Ce type d’analyse n’est cependant pas pertinent pour la problématique du développement du langage puisque la faculté du langage est un système récursif illimité, et que le développement graduel d’un langage limité à un langage illimité n’est pas une possibilité logique. Les composés exocentriques V N de l’anglais ne sont pas dérivés par proto-merge et ne sont pas non plus des vestiges d’un proto-langage limité, tels que discuté dans Di Sciullo (2013) et Nóbrega et Miyagawa (2015).

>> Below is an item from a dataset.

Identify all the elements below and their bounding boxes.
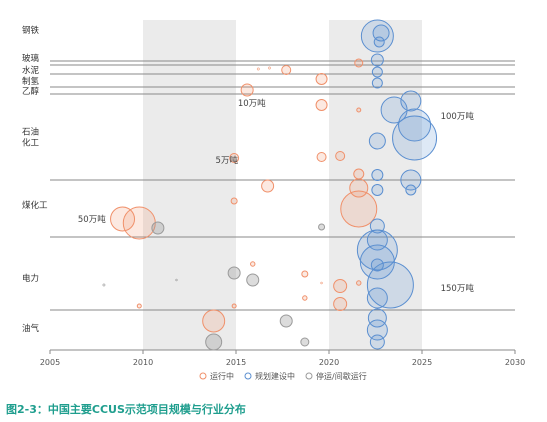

L’analyse des coordinations de noms, telle que présentée dans la section 2, illustre également que les structures hiérarchiques étendues, incluant les catégories silencieuses, font partie de la dérivation d’expressions linguistiques apparemment simples. Merge et les principes maximisant l’asymétrie et minimisant l’externalisation assurent la lisibilité des structures coordonnées de noms simples aux interfaces sémantique et phonétique même en l’absence de coordination manifeste.

L’analyse d’expressions apparemment simples et irrégulières de Proto-Merge est une stipulation et n’est pas pertinente pour l’évolution de langues récursives telles que le langage humain. Par contre, une analyse basée sur Merge et les principes d’efficacité computationnelle offre une analyse de ces expressions qui se base sur les propriétés de la faculté du langage, dès son émergence.

6. Conclusion

Nous avons présenté une analyse de composés de l’anglais incluant des noms simples dans le cadre récent de la théorie Minimaliste selon lequel Merge est réduit à sa forme la plus simple et les principes d’efficacité computationnelle sont réduits au minimum. Nous avons proposé une projection fonctionnelle étendue pour la conjonction de coordination, fourni des justifications syntaxiques, et montré que cette projection et les traits qu’elle articule ont un rôle dans les dérivations des noms composés. Les principes d’efficacité computationnelle maximisant l’asymétrie et minimisant l’externalisation interviennent dans la dérivation des composés formés donnent lieu à des représentations d’interface lisibles par les systèmes externes et rendent compte des asymétries d’interfaces dans les cas où la coordination est silencieuse. Enfin, nous avons identifié des conséquences de notre analyse pour le développement du langage chez l’enfant ainsi que pour l’émergence rapide du langage.